Better yet - let's make it part of the standard work-flow that you teach new developers. Yeah, that's a great idea. I just can't wait to start messing things up because I refuse to put forth the effort to think about what I'm doing prior to doing it.

In another meeting, one of the other developers felt that a Core Value of the new group should be that... and I quote: We all should have fun. Yeah... I don't even have to respond to this because unlink this developer, I understand the point of a public company, and that they really aren't in existence to make their employees happy - or make sure they have fun - they are in the business of making money.

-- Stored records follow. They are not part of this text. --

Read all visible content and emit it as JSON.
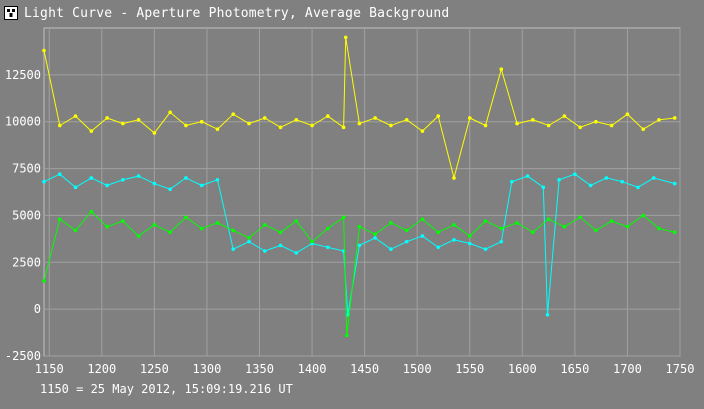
{
  "window": {
    "title": "Light Curve - Aperture Photometry, Average Background"
  },
  "footer": {
    "time_reference": "1150 = 25 May 2012, 15:09:19.216 UT"
  },
  "colors": {
    "background": "#808080",
    "plot_border": "#c0c0c0",
    "grid": "#a0a0a0",
    "yellow_series": "#ffff00",
    "cyan_series": "#00ffff",
    "green_series": "#00ff00",
    "text": "#ffffff"
  },
  "chart_data": {
    "type": "line",
    "title": "",
    "xlabel": "",
    "ylabel": "",
    "xlim": [
      1145,
      1750
    ],
    "ylim": [
      -2500,
      15000
    ],
    "xticks": [
      1150,
      1200,
      1250,
      1300,
      1350,
      1400,
      1450,
      1500,
      1550,
      1600,
      1650,
      1700,
      1750
    ],
    "yticks": [
      -2500,
      0,
      2500,
      5000,
      7500,
      10000,
      12500
    ],
    "grid": true,
    "markers": true,
    "series": [
      {
        "color": "#ffff00",
        "x": [
          1145,
          1160,
          1175,
          1190,
          1205,
          1220,
          1235,
          1250,
          1265,
          1280,
          1295,
          1310,
          1325,
          1340,
          1355,
          1370,
          1385,
          1400,
          1415,
          1430,
          1432,
          1445,
          1460,
          1475,
          1490,
          1505,
          1520,
          1535,
          1550,
          1565,
          1580,
          1595,
          1610,
          1625,
          1640,
          1655,
          1670,
          1685,
          1700,
          1715,
          1730,
          1745
        ],
        "y": [
          13800,
          9800,
          10300,
          9500,
          10200,
          9900,
          10100,
          9400,
          10500,
          9800,
          10000,
          9600,
          10400,
          9900,
          10200,
          9700,
          10100,
          9800,
          10300,
          9700,
          14500,
          9900,
          10200,
          9800,
          10100,
          9500,
          10300,
          7000,
          10200,
          9800,
          12800,
          9900,
          10100,
          9800,
          10300,
          9700,
          10000,
          9800,
          10400,
          9600,
          10100,
          10200
        ]
      },
      {
        "color": "#00ffff",
        "x": [
          1145,
          1160,
          1175,
          1190,
          1205,
          1220,
          1235,
          1250,
          1265,
          1280,
          1295,
          1310,
          1325,
          1340,
          1355,
          1370,
          1385,
          1400,
          1415,
          1430,
          1434,
          1445,
          1460,
          1475,
          1490,
          1505,
          1520,
          1535,
          1550,
          1565,
          1580,
          1590,
          1605,
          1620,
          1624,
          1635,
          1650,
          1665,
          1680,
          1695,
          1710,
          1725,
          1745
        ],
        "y": [
          6800,
          7200,
          6500,
          7000,
          6600,
          6900,
          7100,
          6700,
          6400,
          7000,
          6600,
          6900,
          3200,
          3600,
          3100,
          3400,
          3000,
          3500,
          3300,
          3100,
          -300,
          3400,
          3800,
          3200,
          3600,
          3900,
          3300,
          3700,
          3500,
          3200,
          3600,
          6800,
          7100,
          6500,
          -300,
          6900,
          7200,
          6600,
          7000,
          6800,
          6500,
          7000,
          6700
        ]
      },
      {
        "color": "#00ff00",
        "x": [
          1145,
          1160,
          1175,
          1190,
          1205,
          1220,
          1235,
          1250,
          1265,
          1280,
          1295,
          1310,
          1325,
          1340,
          1355,
          1370,
          1385,
          1400,
          1415,
          1430,
          1433,
          1445,
          1460,
          1475,
          1490,
          1505,
          1520,
          1535,
          1550,
          1565,
          1580,
          1595,
          1610,
          1625,
          1640,
          1655,
          1670,
          1685,
          1700,
          1715,
          1730,
          1745
        ],
        "y": [
          1500,
          4800,
          4200,
          5200,
          4400,
          4700,
          3900,
          4500,
          4100,
          4900,
          4300,
          4600,
          4200,
          3800,
          4500,
          4100,
          4700,
          3600,
          4300,
          4900,
          -1400,
          4400,
          4000,
          4600,
          4200,
          4800,
          4100,
          4500,
          3900,
          4700,
          4300,
          4600,
          4100,
          4800,
          4400,
          4900,
          4200,
          4700,
          4400,
          5000,
          4300,
          4100
        ]
      }
    ]
  }
}
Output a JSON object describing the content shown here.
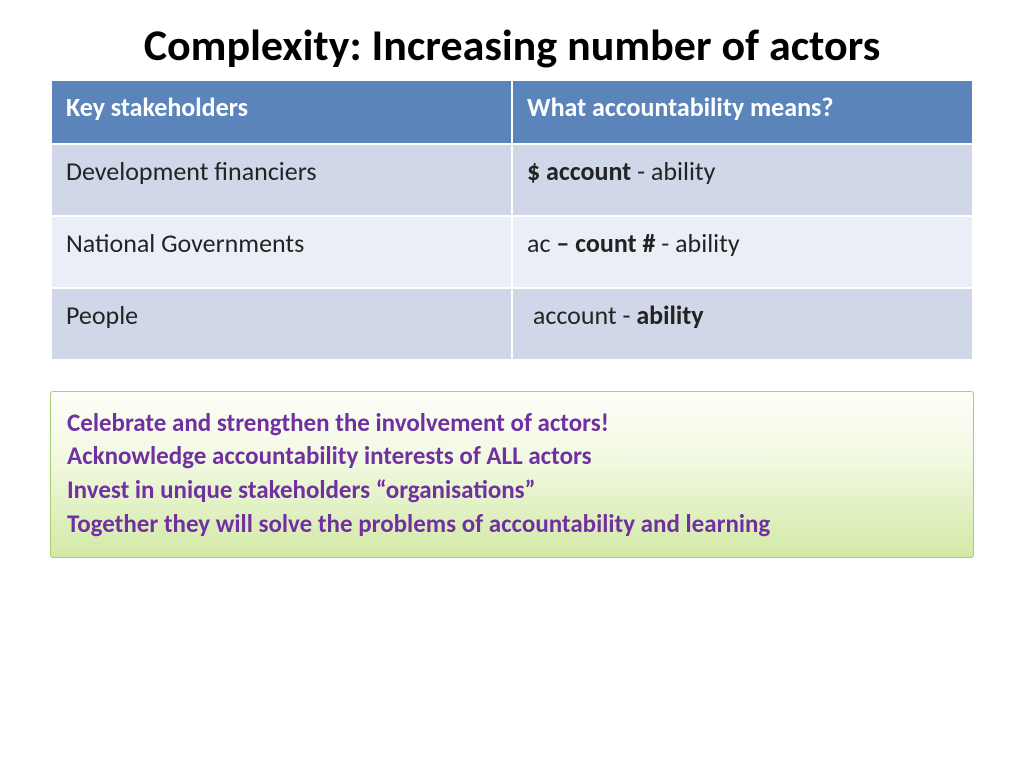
{
  "title": "Complexity: Increasing number of actors",
  "table": {
    "header_bg": "#5b84ba",
    "row_colors": [
      "#d0d7e8",
      "#eaeef7",
      "#d0d7e8"
    ],
    "col1_header": "Key stakeholders",
    "col2_header": "What accountability means?",
    "rows": [
      {
        "stakeholder": "Development financiers",
        "meaning_html": "<b>$ account</b> - ability"
      },
      {
        "stakeholder": "National Governments",
        "meaning_html": "ac <b>– count #</b> - ability"
      },
      {
        "stakeholder": "People",
        "meaning_html": "&nbsp;account - <b>ability</b>"
      }
    ]
  },
  "callout": {
    "lines": [
      "Celebrate and strengthen the involvement of actors!",
      "Acknowledge accountability interests of ALL actors",
      "Invest in unique stakeholders “organisations”",
      "Together they will solve the problems of accountability and learning"
    ]
  }
}
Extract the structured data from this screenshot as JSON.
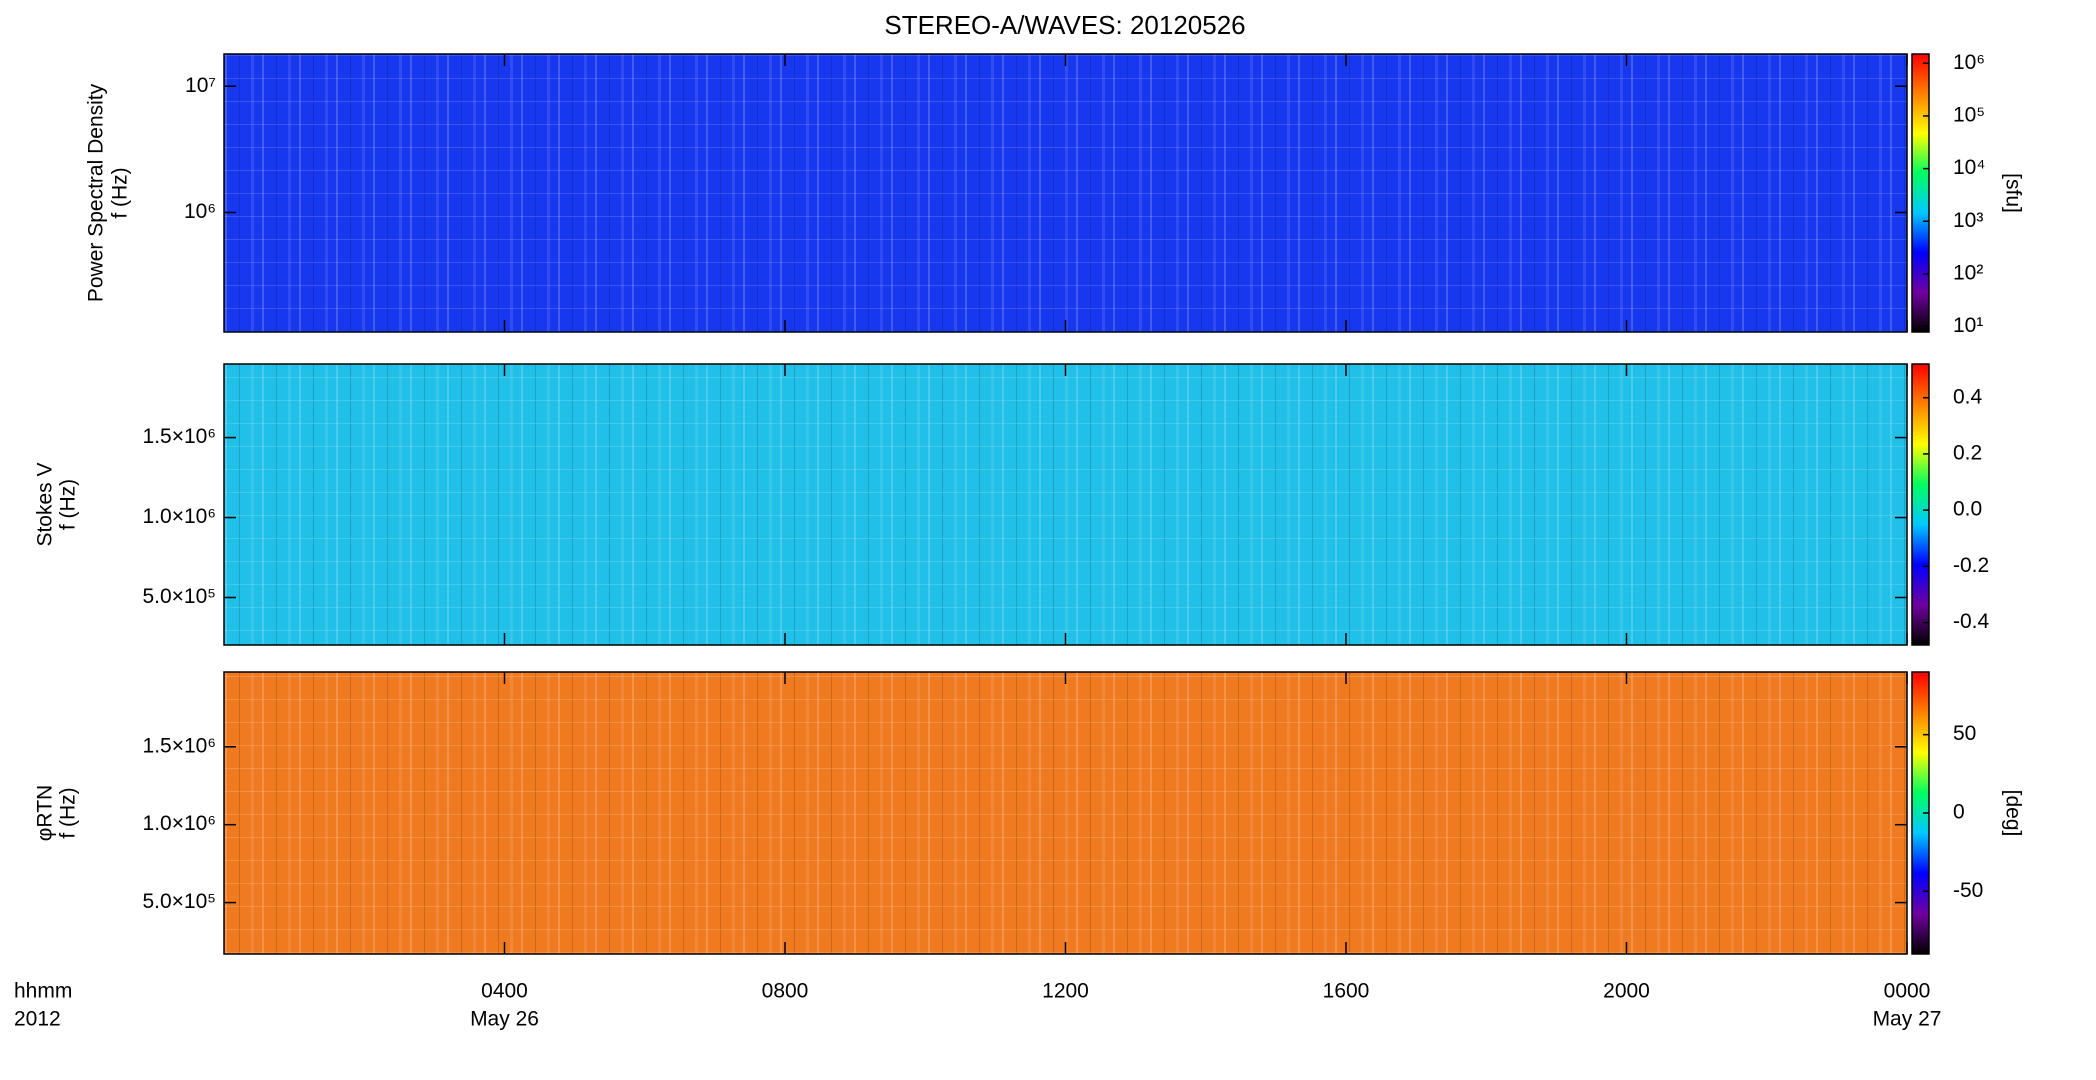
{
  "chart_data": [
    {
      "type": "heatmap",
      "title": "STEREO-A/WAVES: 20120526",
      "ylabel": [
        "Power Spectral Density",
        "f (Hz)"
      ],
      "log_y": true,
      "ylim": [
        113000,
        18000000
      ],
      "yticks": [
        {
          "value": 1000000,
          "label": "10⁶"
        },
        {
          "value": 10000000,
          "label": "10⁷"
        }
      ],
      "xlim": [
        0,
        24
      ],
      "color": "#1838f0",
      "colorbar": {
        "label": "[sfu]",
        "log": true,
        "lim": [
          7.9,
          1500000
        ],
        "ticks": [
          {
            "value": 10,
            "label": "10¹"
          },
          {
            "value": 100,
            "label": "10²"
          },
          {
            "value": 1000,
            "label": "10³"
          },
          {
            "value": 10000,
            "label": "10⁴"
          },
          {
            "value": 100000,
            "label": "10⁵"
          },
          {
            "value": 1000000,
            "label": "10⁶"
          }
        ],
        "colormap": [
          "#000000",
          "#7000a0",
          "#0000ff",
          "#00c8ff",
          "#00ff60",
          "#ffff00",
          "#ff8000",
          "#ff0000"
        ]
      }
    },
    {
      "type": "heatmap",
      "ylabel": [
        "Stokes V",
        "f (Hz)"
      ],
      "log_y": false,
      "ylim": [
        203000,
        1960000
      ],
      "yticks": [
        {
          "value": 500000,
          "label": "5.0×10⁵"
        },
        {
          "value": 1000000,
          "label": "1.0×10⁶"
        },
        {
          "value": 1500000,
          "label": "1.5×10⁶"
        }
      ],
      "xlim": [
        0,
        24
      ],
      "color": "#20c0e8",
      "colorbar": {
        "log": false,
        "lim": [
          -0.48,
          0.52
        ],
        "ticks": [
          {
            "value": -0.4,
            "label": "-0.4"
          },
          {
            "value": -0.2,
            "label": "-0.2"
          },
          {
            "value": 0,
            "label": "0.0"
          },
          {
            "value": 0.2,
            "label": "0.2"
          },
          {
            "value": 0.4,
            "label": "0.4"
          }
        ],
        "colormap": [
          "#000000",
          "#7000a0",
          "#0000ff",
          "#00c8ff",
          "#00ff60",
          "#ffff00",
          "#ff8000",
          "#ff0000"
        ]
      }
    },
    {
      "type": "heatmap",
      "ylabel": [
        "φRTN",
        "f (Hz)"
      ],
      "log_y": false,
      "ylim": [
        170000,
        1980000
      ],
      "yticks": [
        {
          "value": 500000,
          "label": "5.0×10⁵"
        },
        {
          "value": 1000000,
          "label": "1.0×10⁶"
        },
        {
          "value": 1500000,
          "label": "1.5×10⁶"
        }
      ],
      "xlim": [
        0,
        24
      ],
      "color": "#f07a20",
      "xticks": [
        {
          "value": 4,
          "label": "0400"
        },
        {
          "value": 8,
          "label": "0800"
        },
        {
          "value": 12,
          "label": "1200"
        },
        {
          "value": 16,
          "label": "1600"
        },
        {
          "value": 20,
          "label": "2000"
        },
        {
          "value": 24,
          "label": "0000"
        }
      ],
      "date_labels": [
        {
          "value": 4,
          "label": "May 26"
        },
        {
          "value": 24,
          "label": "May 27"
        }
      ],
      "xlabel": [
        "hhmm",
        "2012"
      ],
      "colorbar": {
        "label": "[deg]",
        "log": false,
        "lim": [
          -90,
          90
        ],
        "ticks": [
          -50,
          0,
          50
        ],
        "colormap": [
          "#000000",
          "#7000a0",
          "#0000ff",
          "#00c8ff",
          "#00ff60",
          "#ffff00",
          "#ff8000",
          "#ff0000"
        ]
      }
    }
  ]
}
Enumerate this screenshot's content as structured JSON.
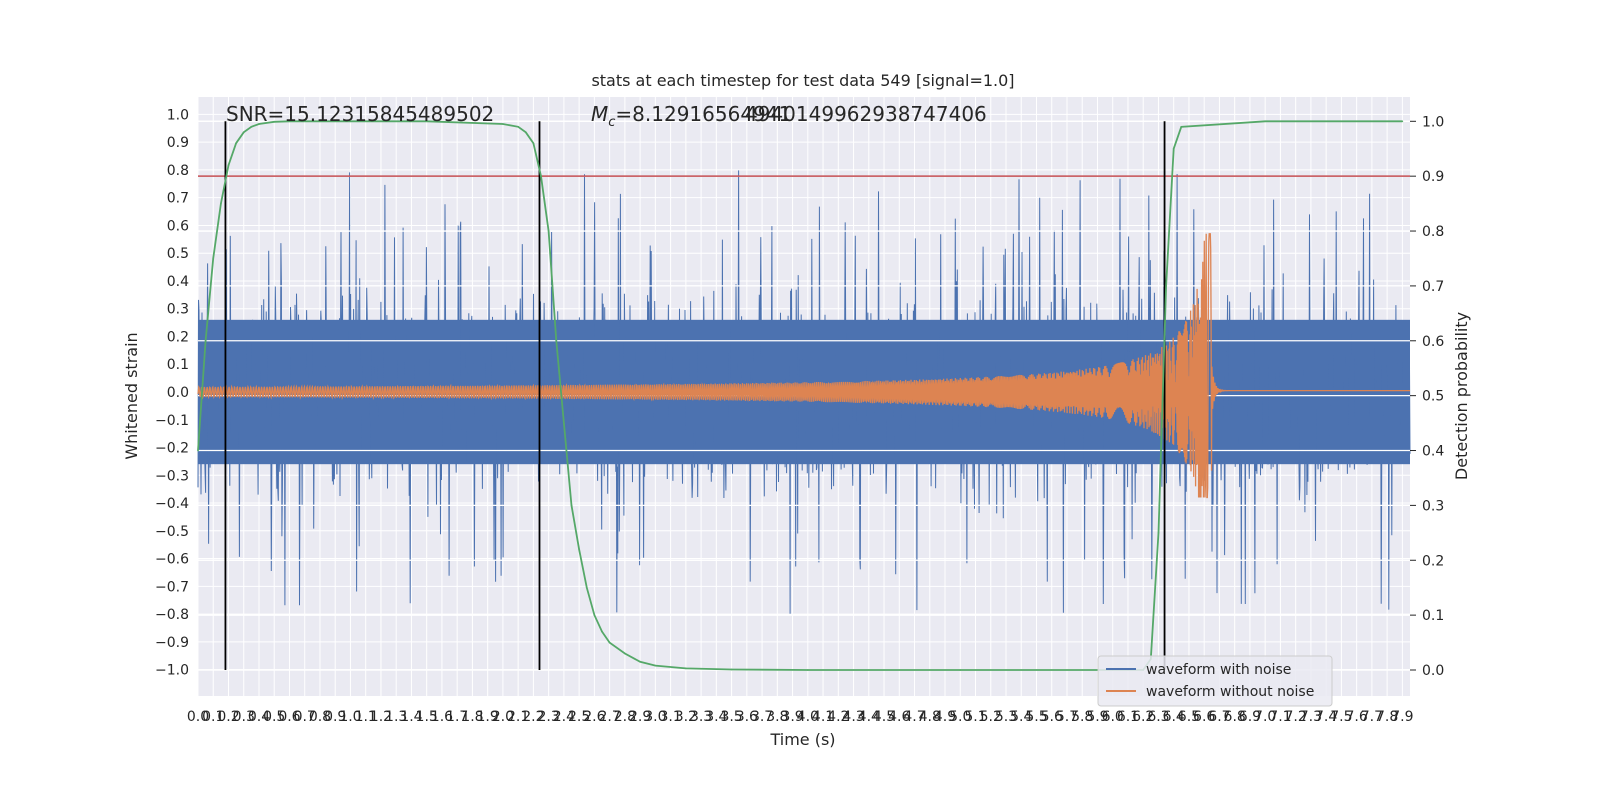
{
  "chart_data": {
    "type": "line",
    "title": "stats at each timestep for test data 549 [signal=1.0]",
    "xlabel": "Time (s)",
    "ylabel": "Whitened strain",
    "ylabel_right": "Detection probability",
    "xlim": [
      0,
      7.95
    ],
    "ylim": [
      -1.1,
      1.1
    ],
    "ylim_right": [
      -0.05,
      1.05
    ],
    "x_ticks": [
      "0.0",
      "0.1",
      "0.2",
      "0.3",
      "0.4",
      "0.5",
      "0.6",
      "0.7",
      "0.8",
      "0.9",
      "1.0",
      "1.1",
      "1.2",
      "1.3",
      "1.4",
      "1.5",
      "1.6",
      "1.7",
      "1.8",
      "1.9",
      "2.0",
      "2.1",
      "2.2",
      "2.3",
      "2.4",
      "2.5",
      "2.6",
      "2.7",
      "2.8",
      "2.9",
      "3.0",
      "3.1",
      "3.2",
      "3.3",
      "3.4",
      "3.5",
      "3.6",
      "3.7",
      "3.8",
      "3.9",
      "4.0",
      "4.1",
      "4.2",
      "4.3",
      "4.4",
      "4.5",
      "4.6",
      "4.7",
      "4.8",
      "4.9",
      "5.0",
      "5.1",
      "5.2",
      "5.3",
      "5.4",
      "5.5",
      "5.6",
      "5.7",
      "5.8",
      "5.9",
      "6.0",
      "6.1",
      "6.2",
      "6.3",
      "6.4",
      "6.5",
      "6.6",
      "6.7",
      "6.8",
      "6.9",
      "7.0",
      "7.1",
      "7.2",
      "7.3",
      "7.4",
      "7.5",
      "7.6",
      "7.7",
      "7.8",
      "7.9"
    ],
    "y_ticks": [
      "1.0",
      "0.9",
      "0.8",
      "0.7",
      "0.6",
      "0.5",
      "0.4",
      "0.3",
      "0.2",
      "0.1",
      "0.0",
      "−0.1",
      "−0.2",
      "−0.3",
      "−0.4",
      "−0.5",
      "−0.6",
      "−0.7",
      "−0.8",
      "−0.9",
      "−1.0"
    ],
    "y_ticks_right": [
      "1.0",
      "0.9",
      "0.8",
      "0.7",
      "0.6",
      "0.5",
      "0.4",
      "0.3",
      "0.2",
      "0.1",
      "0.0"
    ],
    "annotations": {
      "snr": "SNR=15.12315845489502",
      "mc_prefix": "M",
      "mc_sub": "c",
      "mc_value": "=8.12916564941",
      "mc_overlap": "4940149962938747406"
    },
    "series": [
      {
        "name": "waveform with noise",
        "color": "#4c72b0",
        "style": "noise",
        "amplitude_range": [
          -1.0,
          0.97
        ]
      },
      {
        "name": "waveform without noise",
        "color": "#dd8452",
        "style": "chirp",
        "peak_time": 6.65,
        "peak_value": 0.57,
        "min_value": -0.38
      },
      {
        "name": "",
        "color": "#55a868",
        "axis": "right",
        "x": [
          0.0,
          0.05,
          0.1,
          0.15,
          0.2,
          0.25,
          0.3,
          0.35,
          0.4,
          0.5,
          0.6,
          0.8,
          1.0,
          1.5,
          2.0,
          2.1,
          2.15,
          2.2,
          2.25,
          2.3,
          2.35,
          2.4,
          2.45,
          2.5,
          2.55,
          2.6,
          2.65,
          2.7,
          2.8,
          2.9,
          3.0,
          3.2,
          3.5,
          4.0,
          5.0,
          6.0,
          6.2,
          6.25,
          6.3,
          6.35,
          6.4,
          6.45,
          7.0,
          7.9
        ],
        "y": [
          0.4,
          0.6,
          0.75,
          0.85,
          0.92,
          0.96,
          0.98,
          0.99,
          0.995,
          0.999,
          1.0,
          1.0,
          1.0,
          1.0,
          0.995,
          0.99,
          0.98,
          0.96,
          0.9,
          0.8,
          0.6,
          0.45,
          0.3,
          0.22,
          0.15,
          0.1,
          0.07,
          0.05,
          0.03,
          0.015,
          0.008,
          0.003,
          0.001,
          0.0,
          0.0,
          0.0,
          0.0,
          0.02,
          0.25,
          0.7,
          0.95,
          0.99,
          1.0,
          1.0
        ]
      },
      {
        "name": "",
        "color": "#c44e52",
        "axis": "right",
        "style": "hline",
        "y": 0.9
      }
    ],
    "vlines": [
      0.18,
      2.24,
      6.34
    ],
    "vline_color": "#000000",
    "vline_range": [
      0.0,
      1.0
    ],
    "legend": {
      "position": "bottom-right",
      "entries": [
        "waveform with noise",
        "waveform without noise"
      ]
    },
    "grid": true,
    "background": "#eaeaf2",
    "grid_color": "#ffffff"
  }
}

I tried to say that fun is a great thing to have, but holding it up as the reason we're doing - and not doing - things is kinda crazy. That we don't have to have fun to get work done. It would be nice - but it's not necessary. Flew right over his head.

And the odd thing is that this is not a bad guy - well... I've heard he's a good guy, so I want to believe that my assessment of him to date is way off, but when he goes on about how I couldn't be more wrong... well... it's hard to give him the benefit of the doubt - or write it off to a miscommunication or something.

Nope, I'm in a group that doesn't seem to share a single value I have. They think it's acceptable risk to have git force push in their workflows, and they think that they have to have fun or they don't have to work. Wacky.

It's been hard to get things done, and if I took their lead, I wouldn't have done a thing - but thankfully, I didn't, and did a good chunk of work each day. In the end, I need off this group. I like the work, I just can't stand the management and co-workers any longer.